Member of the Oregon House of Representatives from the 8th district
- In office 1997–2001
- Preceded by: Eileen Qutub
- Succeeded by: Mark Hass

Personal details
- Born: 1971 (age 54–55)
- Party: Democratic
- Spouse: Inga

= Ryan Deckert =

American politician

Ryan Deckert (born c. 1971) is the president of the Oregon Business Association. Prior to this position, Deckert, a Democratic politician from the US state of Oregon, served in the Oregon Senate, representing District 14, which includes parts of Beaverton and the Portland neighborhoods of Garden Home and Raleigh Hills.

==Early life and career==
Deckert grew up in Beaverton and graduated from Beaverton High School before receiving a bachelor of arts degree from the University of Oregon.

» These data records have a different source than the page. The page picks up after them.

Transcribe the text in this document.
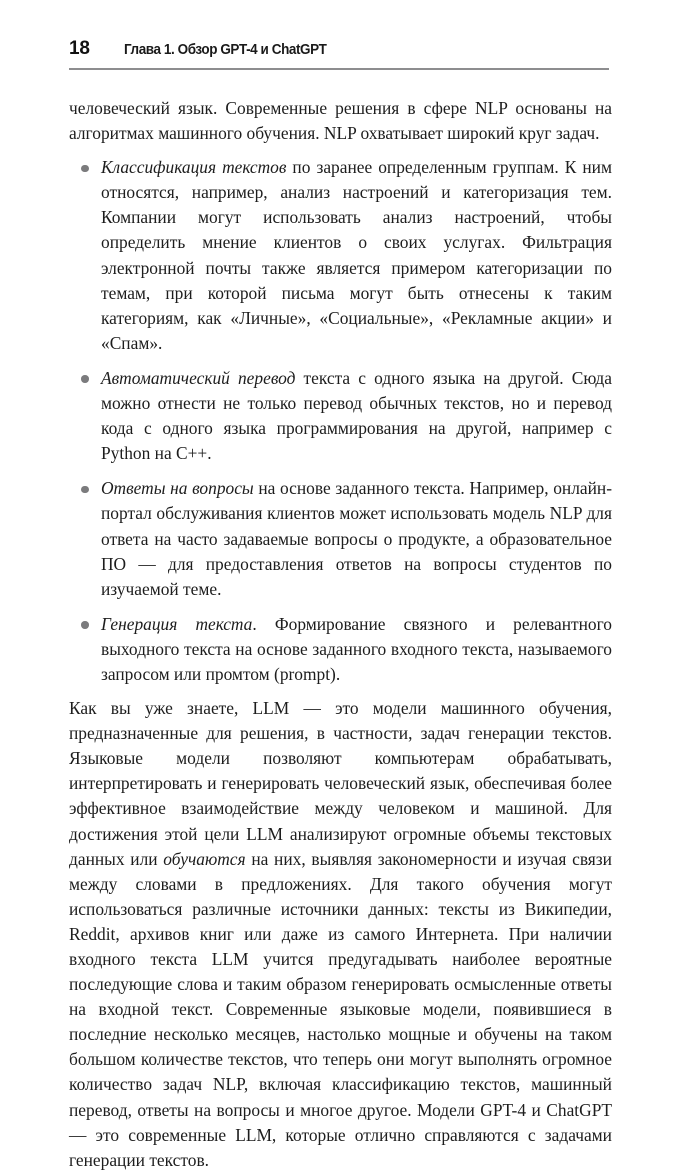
18	Глава 1. Обзор GPT-4 и ChatGPT

человеческий язык. Современные решения в сфере NLP основаны на алгоритмах машинного обучения. NLP охватывает широкий круг задач.

Классификация текстов по заранее определенным группам. К ним относятся, например, анализ настроений и категоризация тем. Компании могут использовать анализ настроений, чтобы определить мнение клиентов о своих услугах. Фильтрация электронной почты также является примером категоризации по темам, при которой письма могут быть отнесены к таким категориям, как «Личные», «Социальные», «Рекламные акции» и «Спам».
Автоматический перевод текста с одного языка на другой. Сюда можно отнести не только перевод обычных текстов, но и перевод кода с одного языка программирования на другой, например с Python на C++.
Ответы на вопросы на основе заданного текста. Например, онлайн-портал обслуживания клиентов может использовать модель NLP для ответа на часто задаваемые вопросы о продукте, а образовательное ПО — для предоставления ответов на вопросы студентов по изучаемой теме.
Генерация текста. Формирование связного и релевантного выходного текста на основе заданного входного текста, называемого запросом или промтом (prompt).

Как вы уже знаете, LLM — это модели машинного обучения, предназначенные для решения, в частности, задач генерации текстов. Языковые модели позволяют компьютерам обрабатывать, интерпретировать и генерировать человеческий язык, обеспечивая более эффективное взаимодействие между человеком и машиной. Для достижения этой цели LLM анализируют огромные объемы текстовых данных или обучаются на них, выявляя закономерности и изучая связи между словами в предложениях. Для такого обучения могут использоваться различные источники данных: тексты из Википедии, Reddit, архивов книг или даже из самого Интернета. При наличии входного текста LLM учится предугадывать наиболее вероятные последующие слова и таким образом генерировать осмысленные ответы на входной текст. Современные языковые модели, появившиеся в последние несколько месяцев, настолько мощные и обучены на таком большом количестве текстов, что теперь они могут выполнять огромное количество задач NLP, включая классификацию текстов, машинный перевод, ответы на вопросы и многое другое. Модели GPT-4 и ChatGPT — это современные LLM, которые отлично справляются с задачами генерации текстов.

He later worked as a development director at Hewlett-Packard and for an architecture firm.

==Political career==
In November 1996, Deckert was elected to the Oregon House of Representatives representing District 8 in Beaverton, becoming, at the age of 25, the youngest member of that year's legislative session; he took office in January 1997. He was re-elected to the position in 1998, defeating Republican Henri Schauffler, with support from a coalition of moderate Republicans led by Mary Alice Ford. In 2000, he ran for the Oregon Senate, defeating Republican incumbent Eileen Qutub.

Deckert resigned from the Senate in October 2007 to become the president of the Oregon Business Association.

Deckert ran for Chair of the Washington County Commission in 2018, but lost.

==Personal==
Deckert and his wife Inga live in Beaverton, Oregon and have three daughters.